Siemens will bei Windkraft Frankreich ins Boot holen

Siemens könnte bei dem geplanten Zusammenschluss seiner Windkraftsparte mit dem Konkurrenten Gamesa einem Zeitungsbericht zufolge auch dessen Gemeinschaftsunternehmen in Frankreich übernehmen

Siemens-Chef Joe Kaeser sei nun doch bereit, dem französischen Areva-Konzern seinen 50-prozentigen Anteil an dem Joint Venture namens Adwen abzukaufen, berichtete die "Süddeutsche Zeitung" am Dienstag unter Berufung auf Verhandlungskreise. Ein Siemens-Sprecher lehnte einen Kommentar ab.
Vergangene Woche hatte ein Insider zu Reuters gesagt, Siemens sei eigentlich nicht an den Aktivitäten der Franzosen interessiert. Deswegen sei der geplante Zusammenschluss der Siemens-Windkraftsparte und Gamesa ins Stocken geraten. Die beiden Unternehmen wollen den weltgrößten Windanlagenhersteller mit einem Jahresumsatz von rund 10 Mrd. Euro formen. Damit würden sie den bisherigen Marktführer Vestas überholen.
Bei einer Übernahme von Adwen geht es auch um milliardenschwere Windkraft-Großaufträge der französischen Regierung. Diese sind an eine Produktion in Frankreich gekoppelt - erfolgt diese nicht, könnte die Regierung in Paris sie fallenlassen. Im Westen Frankreichs will Adwen zwei Werke zum Bau von großen Windturbinen errichten.

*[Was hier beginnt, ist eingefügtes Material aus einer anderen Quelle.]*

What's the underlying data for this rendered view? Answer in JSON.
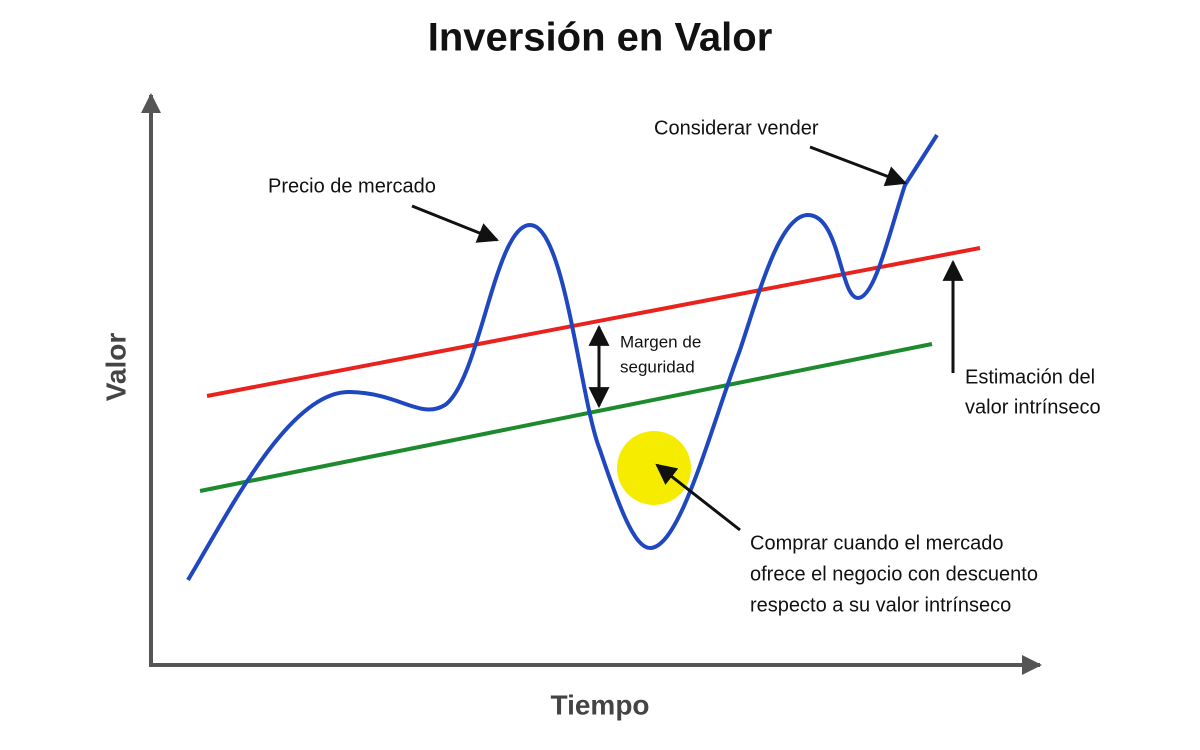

Frankreich will eine wettbewerbsfähige Windkraft-Industrie mit einer starken Produktion aufbauen. Es sei Sache der Unternehmen, eine Lösung zu finden, sagte der französische Wirtschaftsminister Emmanuel Macron am Dienstagnachmittag bei einem Besuch im Westen Frankreichs. "Ich will, dass diese Fabriken gebaut werden". Da wahrscheinlich nicht Adwen die Werke errichten werde, würden sie von einem Partner gebaut, der das beste Offert im Hinblick auf industriepolitische Ziele und Beschäftigung biete, sagte Macron. Er hatte sich am Vormittag mit Siemens-Aufsichtsratschef Gerhard Cromme zu einem Gespräch im Elysee-Palast getroffen.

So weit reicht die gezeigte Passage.